An increase in demand for the intravenous (IV) saline solution, commonly used in hospitals to hydrate patients, had healthcare service providers and pharmacists scrambling for supplies. Hospitals now use smaller IV bags with slower drip rates and healthcare service providers have been told to look for alternative solutions, such as using oral hydration fluids to cope with the shortage.

"From a pharmacy and nursing standpoint, clearly there's a significant amount of work put into it to make sure we don't run out and we manage the supplies we have in the most effective manner," said Dean Parry, director of pharmacy clinical programs at Geisinger Health System.

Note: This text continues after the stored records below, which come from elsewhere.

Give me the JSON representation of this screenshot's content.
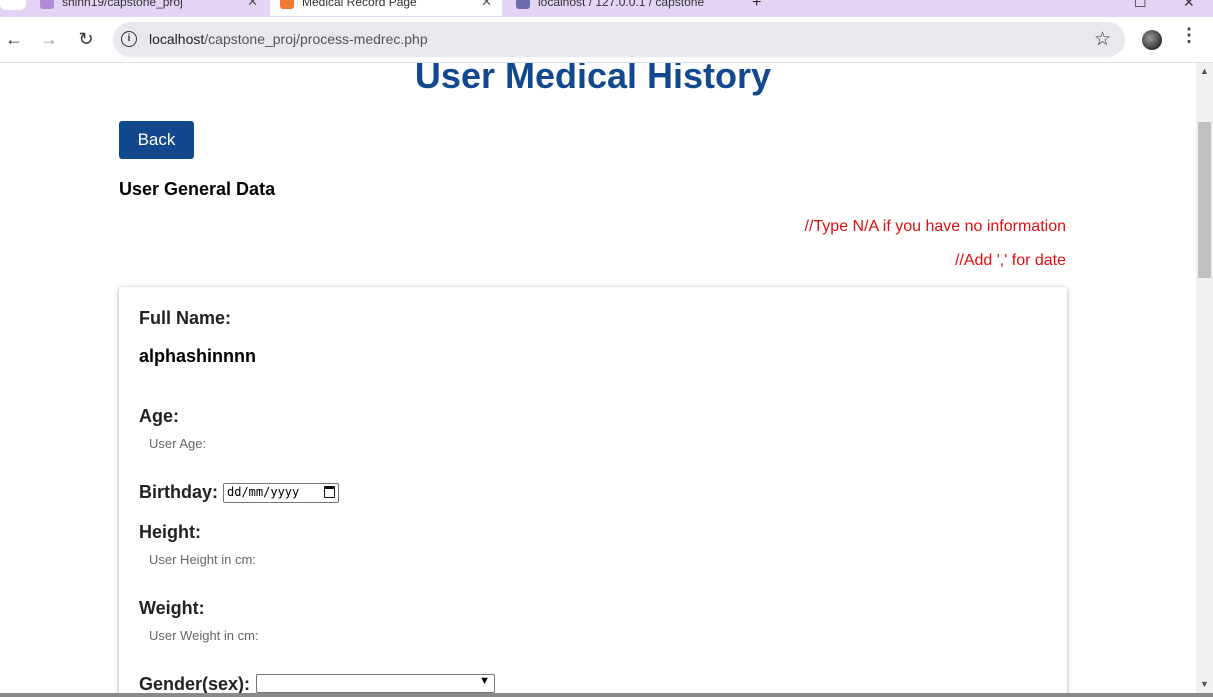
{
  "browser": {
    "tabs": [
      {
        "title": "shinn19/capstone_proj",
        "active": false,
        "favicon_color": "#b08ad8"
      },
      {
        "title": "Medical Record Page",
        "active": true,
        "favicon_color": "#f07a30"
      },
      {
        "title": "localhost / 127.0.0.1 / capstone",
        "active": false,
        "favicon_color": "#6b6bb0"
      }
    ],
    "new_tab_icon": "+",
    "window_controls": {
      "minimize": "–",
      "maximize": "☐",
      "close": "✕"
    },
    "nav": {
      "back": "←",
      "forward": "→",
      "reload": "↻"
    },
    "url": {
      "host": "localhost",
      "path": "/capstone_proj/process-medrec.php"
    },
    "bookmark_icon": "☆",
    "menu_icon": "⋮"
  },
  "page": {
    "title": "User Medical History",
    "back_label": "Back",
    "section_title": "User General Data",
    "notes": [
      "//Type N/A if you have no information",
      "//Add ',' for date"
    ],
    "fields": {
      "full_name": {
        "label": "Full Name:",
        "value": "alphashinnnn"
      },
      "age": {
        "label": "Age:",
        "hint": "User Age:"
      },
      "birthday": {
        "label": "Birthday:",
        "placeholder": "dd/mm/yyyy"
      },
      "height": {
        "label": "Height:",
        "hint": "User Height in cm:"
      },
      "weight": {
        "label": "Weight:",
        "hint": "User Weight in cm:"
      },
      "gender": {
        "label": "Gender(sex):",
        "selected": ""
      }
    }
  },
  "colors": {
    "brand_blue": "#12498e",
    "note_red": "#e10f0f",
    "tabstrip": "#e3d4f5"
  }
}
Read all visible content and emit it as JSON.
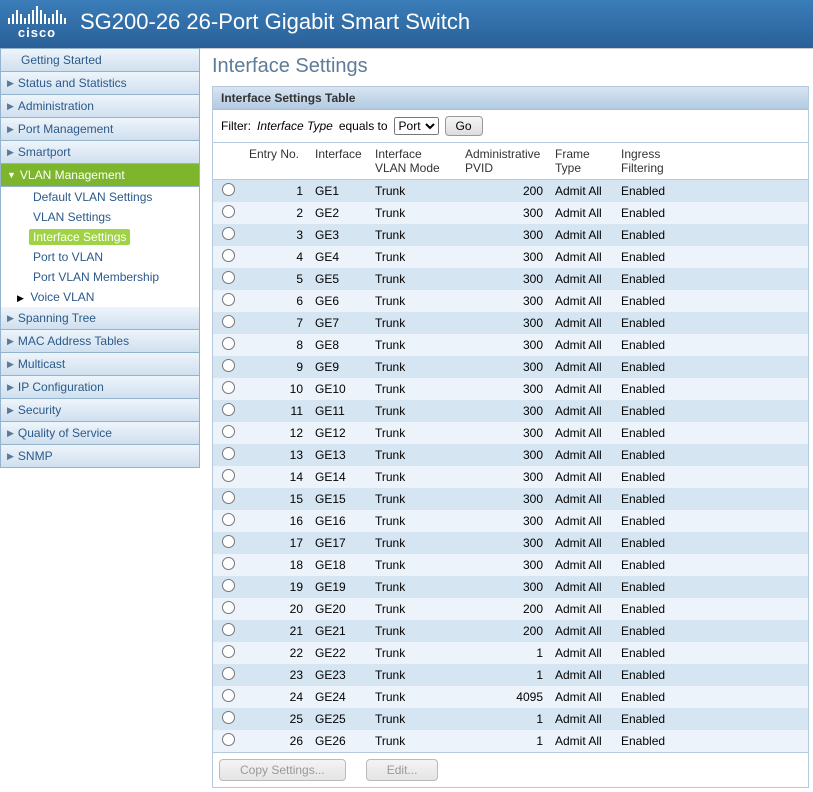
{
  "product_title": "SG200-26 26-Port Gigabit Smart Switch",
  "cisco_label": "cisco",
  "sidebar": {
    "items": [
      {
        "label": "Getting Started",
        "expandable": false
      },
      {
        "label": "Status and Statistics",
        "expandable": true
      },
      {
        "label": "Administration",
        "expandable": true
      },
      {
        "label": "Port Management",
        "expandable": true
      },
      {
        "label": "Smartport",
        "expandable": true
      },
      {
        "label": "VLAN Management",
        "expandable": true,
        "active": true,
        "children": [
          {
            "label": "Default VLAN Settings"
          },
          {
            "label": "VLAN Settings"
          },
          {
            "label": "Interface Settings",
            "selected": true
          },
          {
            "label": "Port to VLAN"
          },
          {
            "label": "Port VLAN Membership"
          },
          {
            "label": "Voice VLAN",
            "expandable": true
          }
        ]
      },
      {
        "label": "Spanning Tree",
        "expandable": true
      },
      {
        "label": "MAC Address Tables",
        "expandable": true
      },
      {
        "label": "Multicast",
        "expandable": true
      },
      {
        "label": "IP Configuration",
        "expandable": true
      },
      {
        "label": "Security",
        "expandable": true
      },
      {
        "label": "Quality of Service",
        "expandable": true
      },
      {
        "label": "SNMP",
        "expandable": true
      }
    ]
  },
  "page_title": "Interface Settings",
  "table_title": "Interface Settings Table",
  "filter": {
    "label_prefix": "Filter:",
    "label_mid": "Interface Type",
    "label_equals": "equals to",
    "selected": "Port",
    "go": "Go"
  },
  "columns": {
    "entry": "Entry No.",
    "interface": "Interface",
    "mode1": "Interface",
    "mode2": "VLAN Mode",
    "pvid1": "Administrative",
    "pvid2": "PVID",
    "frame1": "Frame",
    "frame2": "Type",
    "ingress1": "Ingress",
    "ingress2": "Filtering"
  },
  "rows": [
    {
      "n": 1,
      "if": "GE1",
      "mode": "Trunk",
      "pvid": 200,
      "ft": "Admit All",
      "ing": "Enabled"
    },
    {
      "n": 2,
      "if": "GE2",
      "mode": "Trunk",
      "pvid": 300,
      "ft": "Admit All",
      "ing": "Enabled"
    },
    {
      "n": 3,
      "if": "GE3",
      "mode": "Trunk",
      "pvid": 300,
      "ft": "Admit All",
      "ing": "Enabled"
    },
    {
      "n": 4,
      "if": "GE4",
      "mode": "Trunk",
      "pvid": 300,
      "ft": "Admit All",
      "ing": "Enabled"
    },
    {
      "n": 5,
      "if": "GE5",
      "mode": "Trunk",
      "pvid": 300,
      "ft": "Admit All",
      "ing": "Enabled"
    },
    {
      "n": 6,
      "if": "GE6",
      "mode": "Trunk",
      "pvid": 300,
      "ft": "Admit All",
      "ing": "Enabled"
    },
    {
      "n": 7,
      "if": "GE7",
      "mode": "Trunk",
      "pvid": 300,
      "ft": "Admit All",
      "ing": "Enabled"
    },
    {
      "n": 8,
      "if": "GE8",
      "mode": "Trunk",
      "pvid": 300,
      "ft": "Admit All",
      "ing": "Enabled"
    },
    {
      "n": 9,
      "if": "GE9",
      "mode": "Trunk",
      "pvid": 300,
      "ft": "Admit All",
      "ing": "Enabled"
    },
    {
      "n": 10,
      "if": "GE10",
      "mode": "Trunk",
      "pvid": 300,
      "ft": "Admit All",
      "ing": "Enabled"
    },
    {
      "n": 11,
      "if": "GE11",
      "mode": "Trunk",
      "pvid": 300,
      "ft": "Admit All",
      "ing": "Enabled"
    },
    {
      "n": 12,
      "if": "GE12",
      "mode": "Trunk",
      "pvid": 300,
      "ft": "Admit All",
      "ing": "Enabled"
    },
    {
      "n": 13,
      "if": "GE13",
      "mode": "Trunk",
      "pvid": 300,
      "ft": "Admit All",
      "ing": "Enabled"
    },
    {
      "n": 14,
      "if": "GE14",
      "mode": "Trunk",
      "pvid": 300,
      "ft": "Admit All",
      "ing": "Enabled"
    },
    {
      "n": 15,
      "if": "GE15",
      "mode": "Trunk",
      "pvid": 300,
      "ft": "Admit All",
      "ing": "Enabled"
    },
    {
      "n": 16,
      "if": "GE16",
      "mode": "Trunk",
      "pvid": 300,
      "ft": "Admit All",
      "ing": "Enabled"
    },
    {
      "n": 17,
      "if": "GE17",
      "mode": "Trunk",
      "pvid": 300,
      "ft": "Admit All",
      "ing": "Enabled"
    },
    {
      "n": 18,
      "if": "GE18",
      "mode": "Trunk",
      "pvid": 300,
      "ft": "Admit All",
      "ing": "Enabled"
    },
    {
      "n": 19,
      "if": "GE19",
      "mode": "Trunk",
      "pvid": 300,
      "ft": "Admit All",
      "ing": "Enabled"
    },
    {
      "n": 20,
      "if": "GE20",
      "mode": "Trunk",
      "pvid": 200,
      "ft": "Admit All",
      "ing": "Enabled"
    },
    {
      "n": 21,
      "if": "GE21",
      "mode": "Trunk",
      "pvid": 200,
      "ft": "Admit All",
      "ing": "Enabled"
    },
    {
      "n": 22,
      "if": "GE22",
      "mode": "Trunk",
      "pvid": 1,
      "ft": "Admit All",
      "ing": "Enabled"
    },
    {
      "n": 23,
      "if": "GE23",
      "mode": "Trunk",
      "pvid": 1,
      "ft": "Admit All",
      "ing": "Enabled"
    },
    {
      "n": 24,
      "if": "GE24",
      "mode": "Trunk",
      "pvid": 4095,
      "ft": "Admit All",
      "ing": "Enabled"
    },
    {
      "n": 25,
      "if": "GE25",
      "mode": "Trunk",
      "pvid": 1,
      "ft": "Admit All",
      "ing": "Enabled"
    },
    {
      "n": 26,
      "if": "GE26",
      "mode": "Trunk",
      "pvid": 1,
      "ft": "Admit All",
      "ing": "Enabled"
    }
  ],
  "buttons": {
    "copy": "Copy Settings...",
    "edit": "Edit..."
  }
}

The U.S. Food and Drug Administration (FDA) has already acknowledged the problem and said on Tuesday it is working with three major manufacturers, namely, Baxter International Inc., Hospira Inc. and B. Braun Medical Inc. "FDA is concerned about the seriousness of the shortage and working closely with manufacturers to ramp up supplies," said FDA press officer Christopher Kelly to USA Today in an emailed statement. "We are also investigating foreign suppliers to help address the situation."

Valerie Jensen, FDA's associate director for drug shortages, said that manufacturers already informed the agency late last year that they expect delays in filling orders but a spike in flu cases two weeks ago, have increased demand for IV saline and exacerbated the situation. "We have not heard of anyone running out of the IV solutions at this point, but we know the hospitals are not comfortable with the low supplies," Jensen said.

Michelle Corrado, president of the Massachusetts Society for Health System Pharmacists, said that because of the shortage, the price of saline IV bag has increased to up to six times its normal cost of $1 to $1.25.

Manufacturers said they are doing their part to ensure supply. "We are doing everything we can to meet the increase in demand," said Hospira spokesman Dan Rosenberg.

Baxter spokeswoman Deborah Spak, on the other hand, said that Baxter has increased its production to provide supplies for patients with the most urgent needs. "Baxter has been manufacturing solutions at maximum capacity in amounts exceeding those of prior years and is making investments to further increase supply in 2014," Spak said.

Dialysis centers also need IV saline but many centers were notified about a shortage beforehand and some of them have stocked up on supplies.